Aber muss ein Fördermittelvorgang gestoppt werden, nur weil Ermittlungen geführt werden, aber die Schuld noch nicht festgestellt wurde?

Die Förderbank ILB hat doch selbst erkannt, dass bei dem Unternehmen etwas nicht sauber läuft und hat Anzeige erstattet. Auch das Finanzamt hatte Unregelmäßigkeiten bemerkt. Alle Fakten deuteten darauf hin, dass etwas nicht in Ordnung war. Das hätte zwingend dazu führen müssen, dass die Fördermittelauszahlung auf Eis gelegt wird. Es ist völlig unverständlich, dass Christoffers bei diesem Sachverhalt mit den Leuten Gespräche geführt hat. Und weiteres Geld hat die ILB nach diesen Gesprächen an die Firma ausgezahlt, gegen die sie selbst Anzeige erstattet hat. Und da soll der Minister keinen Einfluss genommen haben? Wer es glaubt, wird selig. Ich habe eher den Eindruck, dass er in diesem Fall genauso beratungsresistent wie bei Odersun agiert hat.

Ministerpräsident Woidke verteidigte die Odersun-Gelder als politische Entscheidung für die damals beabsichtige Sicherung von Arbeitsplätzen. Grünen-Fraktionschef Axel Vogel sagte, er wünsche sich Minister, die sich auch mal gegen den Beamtenapparat durchsetzen können, wenn es um politische Ziele geht.

Ein Minister hat selbstverständlich seine Ministerentscheidungen zu treffen. Auch mutige Minister sind willkommen. Aber wenn man eine einsame Entscheidung gegen den Rat aller internen und externen Berater und der eigenen Förderbank trifft, dann ist man haushaltsrechtlich gezwungen, bei seiner Entscheidung sorgfältigst das Für und Wider abzuwägen und seine abweichende Entscheidung schriftlich zu dokumentieren. Dies handschriftlich wie bei Odersun auf einem Zettel in fünf kurzen Punkten zu tun, ist grob fahrlässig und reicht bei Weitem nicht aus. Er hätte auch veranlassen können, weitere Expertisen einholen können. Und es gab schon ein Gutachten, dass das Risiko für eine weitere Förderung als zu hoch einschätzt. Er hätte es vielleicht vorher lesen sollen. Somit ist es eine willkürliche Entscheidung und aus meiner Sicht auch nicht rechtstaatlich. Dafür trägt Minister Christoffers die Verantwortung.

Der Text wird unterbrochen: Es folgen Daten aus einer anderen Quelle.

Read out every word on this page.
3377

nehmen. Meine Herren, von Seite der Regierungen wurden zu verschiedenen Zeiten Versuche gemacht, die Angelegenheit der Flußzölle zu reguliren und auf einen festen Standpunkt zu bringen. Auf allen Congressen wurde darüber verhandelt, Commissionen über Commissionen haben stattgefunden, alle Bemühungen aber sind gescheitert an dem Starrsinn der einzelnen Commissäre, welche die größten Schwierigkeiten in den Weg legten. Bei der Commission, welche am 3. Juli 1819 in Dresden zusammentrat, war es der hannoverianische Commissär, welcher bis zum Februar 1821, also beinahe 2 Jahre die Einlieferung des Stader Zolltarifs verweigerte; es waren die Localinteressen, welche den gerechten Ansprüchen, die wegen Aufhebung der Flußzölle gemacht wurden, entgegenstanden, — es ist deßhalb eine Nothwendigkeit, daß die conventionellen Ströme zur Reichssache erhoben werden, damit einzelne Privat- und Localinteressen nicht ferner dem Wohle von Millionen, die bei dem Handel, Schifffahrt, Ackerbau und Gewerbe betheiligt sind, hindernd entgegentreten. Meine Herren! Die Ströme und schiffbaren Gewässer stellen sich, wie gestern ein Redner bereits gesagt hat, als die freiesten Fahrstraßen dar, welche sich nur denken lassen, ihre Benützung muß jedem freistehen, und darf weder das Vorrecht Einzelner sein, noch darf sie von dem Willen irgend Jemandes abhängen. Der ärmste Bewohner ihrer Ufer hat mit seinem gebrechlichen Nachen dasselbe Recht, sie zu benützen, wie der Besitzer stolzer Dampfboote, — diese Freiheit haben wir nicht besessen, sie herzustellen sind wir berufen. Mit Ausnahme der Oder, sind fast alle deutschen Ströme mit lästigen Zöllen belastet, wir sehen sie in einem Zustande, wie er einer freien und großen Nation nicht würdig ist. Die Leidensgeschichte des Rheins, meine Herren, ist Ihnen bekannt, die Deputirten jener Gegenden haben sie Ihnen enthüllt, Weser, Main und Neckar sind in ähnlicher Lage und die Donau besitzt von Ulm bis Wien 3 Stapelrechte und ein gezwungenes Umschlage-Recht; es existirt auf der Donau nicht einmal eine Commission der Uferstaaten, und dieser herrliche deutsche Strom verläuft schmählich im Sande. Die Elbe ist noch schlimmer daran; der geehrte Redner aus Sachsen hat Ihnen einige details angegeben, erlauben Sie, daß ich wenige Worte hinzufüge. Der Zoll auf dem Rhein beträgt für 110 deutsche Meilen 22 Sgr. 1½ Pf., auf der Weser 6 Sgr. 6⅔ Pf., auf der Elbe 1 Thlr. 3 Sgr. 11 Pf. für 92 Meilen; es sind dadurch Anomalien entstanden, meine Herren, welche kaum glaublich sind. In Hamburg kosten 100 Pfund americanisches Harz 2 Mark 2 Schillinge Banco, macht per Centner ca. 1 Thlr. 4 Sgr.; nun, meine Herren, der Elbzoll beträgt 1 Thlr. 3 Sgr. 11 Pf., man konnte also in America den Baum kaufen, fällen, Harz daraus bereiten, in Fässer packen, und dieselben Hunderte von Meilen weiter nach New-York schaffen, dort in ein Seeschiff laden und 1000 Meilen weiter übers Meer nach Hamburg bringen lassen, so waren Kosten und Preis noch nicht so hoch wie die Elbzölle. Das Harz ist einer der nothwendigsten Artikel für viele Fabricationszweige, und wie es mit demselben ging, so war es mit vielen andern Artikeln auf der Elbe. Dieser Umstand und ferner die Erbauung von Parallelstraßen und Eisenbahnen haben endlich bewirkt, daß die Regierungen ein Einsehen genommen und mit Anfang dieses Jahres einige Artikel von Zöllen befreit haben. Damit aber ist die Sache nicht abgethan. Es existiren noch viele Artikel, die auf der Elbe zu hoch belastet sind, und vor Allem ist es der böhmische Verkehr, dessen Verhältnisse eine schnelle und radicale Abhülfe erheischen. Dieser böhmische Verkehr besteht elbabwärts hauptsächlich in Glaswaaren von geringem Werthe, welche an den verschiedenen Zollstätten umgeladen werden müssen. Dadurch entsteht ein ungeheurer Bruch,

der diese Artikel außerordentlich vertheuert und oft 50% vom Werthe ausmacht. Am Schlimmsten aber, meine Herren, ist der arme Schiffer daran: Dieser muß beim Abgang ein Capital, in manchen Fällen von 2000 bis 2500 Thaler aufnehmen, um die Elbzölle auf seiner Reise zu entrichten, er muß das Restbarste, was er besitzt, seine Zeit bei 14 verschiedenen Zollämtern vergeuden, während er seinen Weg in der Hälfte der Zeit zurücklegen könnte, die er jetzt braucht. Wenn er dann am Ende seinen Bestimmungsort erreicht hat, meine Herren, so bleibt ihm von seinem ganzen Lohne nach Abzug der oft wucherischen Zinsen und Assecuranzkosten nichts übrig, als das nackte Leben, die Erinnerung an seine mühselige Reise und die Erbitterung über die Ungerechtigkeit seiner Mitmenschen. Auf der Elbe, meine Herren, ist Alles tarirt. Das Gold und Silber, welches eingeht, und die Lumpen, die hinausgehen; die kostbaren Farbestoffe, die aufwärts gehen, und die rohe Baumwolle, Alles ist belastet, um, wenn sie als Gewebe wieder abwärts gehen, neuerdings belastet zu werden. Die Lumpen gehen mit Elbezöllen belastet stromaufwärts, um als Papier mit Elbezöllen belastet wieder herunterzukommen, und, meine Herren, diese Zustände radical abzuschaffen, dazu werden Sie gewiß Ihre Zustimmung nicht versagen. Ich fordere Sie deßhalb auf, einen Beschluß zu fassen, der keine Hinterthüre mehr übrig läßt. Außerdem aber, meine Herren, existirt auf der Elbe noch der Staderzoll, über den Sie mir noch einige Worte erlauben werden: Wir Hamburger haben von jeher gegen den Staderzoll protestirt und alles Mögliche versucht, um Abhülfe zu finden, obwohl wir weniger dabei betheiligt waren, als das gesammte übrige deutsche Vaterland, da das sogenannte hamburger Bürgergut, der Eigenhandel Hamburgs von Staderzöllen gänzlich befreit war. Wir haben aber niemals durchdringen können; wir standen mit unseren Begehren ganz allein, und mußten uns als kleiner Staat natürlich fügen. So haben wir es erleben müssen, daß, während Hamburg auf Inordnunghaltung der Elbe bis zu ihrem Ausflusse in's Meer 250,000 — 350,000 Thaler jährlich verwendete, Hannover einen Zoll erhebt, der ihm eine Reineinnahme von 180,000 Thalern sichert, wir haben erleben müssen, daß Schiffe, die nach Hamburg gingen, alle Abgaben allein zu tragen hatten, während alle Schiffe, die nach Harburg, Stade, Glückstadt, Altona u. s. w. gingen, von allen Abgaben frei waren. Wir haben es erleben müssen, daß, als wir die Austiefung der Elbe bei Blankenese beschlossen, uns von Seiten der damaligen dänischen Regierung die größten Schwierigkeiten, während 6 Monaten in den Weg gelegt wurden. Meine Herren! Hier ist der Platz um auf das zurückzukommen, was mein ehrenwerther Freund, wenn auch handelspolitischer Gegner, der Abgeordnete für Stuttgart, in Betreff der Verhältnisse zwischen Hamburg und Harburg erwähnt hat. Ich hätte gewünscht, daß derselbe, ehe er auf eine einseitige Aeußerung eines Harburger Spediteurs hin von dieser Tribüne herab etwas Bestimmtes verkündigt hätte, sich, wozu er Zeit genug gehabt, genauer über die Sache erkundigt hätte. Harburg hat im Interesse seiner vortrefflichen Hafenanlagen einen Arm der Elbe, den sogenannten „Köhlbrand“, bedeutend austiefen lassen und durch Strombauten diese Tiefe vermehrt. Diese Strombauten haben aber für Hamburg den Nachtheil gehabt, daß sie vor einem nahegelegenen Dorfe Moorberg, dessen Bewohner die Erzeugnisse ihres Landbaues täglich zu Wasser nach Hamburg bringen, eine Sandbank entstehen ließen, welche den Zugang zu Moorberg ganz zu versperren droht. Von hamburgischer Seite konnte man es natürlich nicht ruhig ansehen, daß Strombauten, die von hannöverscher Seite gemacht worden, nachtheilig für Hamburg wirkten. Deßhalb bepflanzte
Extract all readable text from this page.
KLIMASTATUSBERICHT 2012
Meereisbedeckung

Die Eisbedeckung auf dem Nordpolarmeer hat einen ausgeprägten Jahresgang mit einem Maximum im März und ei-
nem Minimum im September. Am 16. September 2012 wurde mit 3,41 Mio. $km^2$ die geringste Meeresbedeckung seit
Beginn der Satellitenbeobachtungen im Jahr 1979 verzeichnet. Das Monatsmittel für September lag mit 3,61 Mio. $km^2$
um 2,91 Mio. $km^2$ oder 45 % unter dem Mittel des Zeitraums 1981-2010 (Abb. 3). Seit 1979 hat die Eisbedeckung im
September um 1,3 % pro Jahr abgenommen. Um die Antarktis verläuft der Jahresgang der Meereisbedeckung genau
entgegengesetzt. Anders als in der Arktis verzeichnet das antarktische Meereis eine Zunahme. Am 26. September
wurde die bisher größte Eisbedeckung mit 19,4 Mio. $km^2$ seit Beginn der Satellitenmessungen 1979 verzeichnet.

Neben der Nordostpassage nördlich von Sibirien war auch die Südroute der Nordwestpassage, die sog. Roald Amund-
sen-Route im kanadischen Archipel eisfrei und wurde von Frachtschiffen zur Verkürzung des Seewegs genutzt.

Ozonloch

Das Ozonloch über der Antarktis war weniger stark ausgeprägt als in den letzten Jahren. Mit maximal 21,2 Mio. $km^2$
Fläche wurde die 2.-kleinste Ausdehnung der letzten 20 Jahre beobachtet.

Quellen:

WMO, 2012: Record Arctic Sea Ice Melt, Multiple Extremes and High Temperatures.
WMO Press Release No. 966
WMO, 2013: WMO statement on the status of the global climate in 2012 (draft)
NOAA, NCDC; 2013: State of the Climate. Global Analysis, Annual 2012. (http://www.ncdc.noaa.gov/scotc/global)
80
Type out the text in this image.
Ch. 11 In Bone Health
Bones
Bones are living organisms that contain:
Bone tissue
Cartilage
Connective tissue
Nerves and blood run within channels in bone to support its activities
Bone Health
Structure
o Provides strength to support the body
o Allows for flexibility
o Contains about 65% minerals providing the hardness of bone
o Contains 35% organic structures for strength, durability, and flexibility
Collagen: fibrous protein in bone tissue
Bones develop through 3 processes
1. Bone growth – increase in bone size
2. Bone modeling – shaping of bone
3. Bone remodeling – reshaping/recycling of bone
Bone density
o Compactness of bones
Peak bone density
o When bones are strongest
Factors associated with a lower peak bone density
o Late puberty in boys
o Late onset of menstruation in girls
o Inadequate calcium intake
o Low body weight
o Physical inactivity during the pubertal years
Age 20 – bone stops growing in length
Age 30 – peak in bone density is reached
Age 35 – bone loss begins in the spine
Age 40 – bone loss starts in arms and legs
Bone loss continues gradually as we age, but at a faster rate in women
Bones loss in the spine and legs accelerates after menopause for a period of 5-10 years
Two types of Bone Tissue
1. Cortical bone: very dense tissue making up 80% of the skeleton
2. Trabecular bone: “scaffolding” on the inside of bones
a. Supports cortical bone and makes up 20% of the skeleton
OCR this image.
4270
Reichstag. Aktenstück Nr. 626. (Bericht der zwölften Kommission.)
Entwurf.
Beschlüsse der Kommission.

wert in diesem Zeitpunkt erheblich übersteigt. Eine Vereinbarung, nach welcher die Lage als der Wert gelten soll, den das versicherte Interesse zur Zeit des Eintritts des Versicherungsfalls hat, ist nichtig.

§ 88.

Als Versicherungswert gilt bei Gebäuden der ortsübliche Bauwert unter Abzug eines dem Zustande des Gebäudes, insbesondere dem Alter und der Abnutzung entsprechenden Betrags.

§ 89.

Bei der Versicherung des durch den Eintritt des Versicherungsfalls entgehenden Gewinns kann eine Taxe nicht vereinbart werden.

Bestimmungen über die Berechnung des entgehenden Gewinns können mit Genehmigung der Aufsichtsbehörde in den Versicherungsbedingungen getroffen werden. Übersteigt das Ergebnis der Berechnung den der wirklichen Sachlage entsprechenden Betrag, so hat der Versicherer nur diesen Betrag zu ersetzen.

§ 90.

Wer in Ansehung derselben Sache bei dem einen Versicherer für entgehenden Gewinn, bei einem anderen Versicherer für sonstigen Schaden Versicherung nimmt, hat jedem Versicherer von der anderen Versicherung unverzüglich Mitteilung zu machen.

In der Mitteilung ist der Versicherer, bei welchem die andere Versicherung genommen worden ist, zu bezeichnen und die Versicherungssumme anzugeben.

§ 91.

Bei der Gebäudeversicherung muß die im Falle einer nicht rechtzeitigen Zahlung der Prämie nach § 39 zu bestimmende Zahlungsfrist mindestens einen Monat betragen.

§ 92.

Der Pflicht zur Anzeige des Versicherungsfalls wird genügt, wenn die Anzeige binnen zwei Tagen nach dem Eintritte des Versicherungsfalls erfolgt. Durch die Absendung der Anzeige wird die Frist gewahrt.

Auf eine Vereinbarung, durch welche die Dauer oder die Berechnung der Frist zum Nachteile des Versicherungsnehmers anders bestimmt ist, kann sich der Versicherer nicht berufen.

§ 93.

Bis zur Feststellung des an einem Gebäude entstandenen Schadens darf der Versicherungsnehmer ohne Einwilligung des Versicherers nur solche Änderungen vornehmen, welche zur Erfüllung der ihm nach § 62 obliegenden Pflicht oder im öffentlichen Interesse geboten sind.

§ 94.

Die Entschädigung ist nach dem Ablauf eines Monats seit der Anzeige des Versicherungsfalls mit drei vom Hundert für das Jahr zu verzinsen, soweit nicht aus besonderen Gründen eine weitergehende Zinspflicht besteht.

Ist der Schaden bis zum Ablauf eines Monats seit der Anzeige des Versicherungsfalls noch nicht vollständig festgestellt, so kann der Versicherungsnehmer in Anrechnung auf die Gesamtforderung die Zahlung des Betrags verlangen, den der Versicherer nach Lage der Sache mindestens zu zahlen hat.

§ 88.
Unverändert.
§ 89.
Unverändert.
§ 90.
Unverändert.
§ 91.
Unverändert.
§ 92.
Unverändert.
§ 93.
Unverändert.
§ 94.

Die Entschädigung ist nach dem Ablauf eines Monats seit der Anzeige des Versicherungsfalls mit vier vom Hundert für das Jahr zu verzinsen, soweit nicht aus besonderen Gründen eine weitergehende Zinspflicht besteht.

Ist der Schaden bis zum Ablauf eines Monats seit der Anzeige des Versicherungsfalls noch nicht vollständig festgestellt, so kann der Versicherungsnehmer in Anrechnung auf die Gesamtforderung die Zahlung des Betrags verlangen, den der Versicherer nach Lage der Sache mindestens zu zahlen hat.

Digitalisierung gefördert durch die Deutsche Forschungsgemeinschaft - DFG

Der Minister räumt im Fall Odersun ein, dass es nachträglich ein Fehler war. Bei Human Bio-Sience pocht er auf den Rechtsanspruch des Unternehmens auf die Fördermittel.

Es ist doch die vornehmste Aufgabe eines Ministers, Schaden vom Land abzuwenden und sorgfältig in der Beurteilung der Sachverhalte zu sein. Die große Geste des Weltretters ist völlig unangebracht, wenn es um die Vergabe von Millionen Euro Steuergeldern geht.

Das Interview führte Alexander Fröhlich

Dierk Homeyer, 58, (CDU) ist seit 1994 Abgeordneter im Landtag. Er ist wirtschaftspolitischer Sprecher der CDU-Fraktion und sitzt im Untersuchungsausschuss zur Krampnitz-Affäre.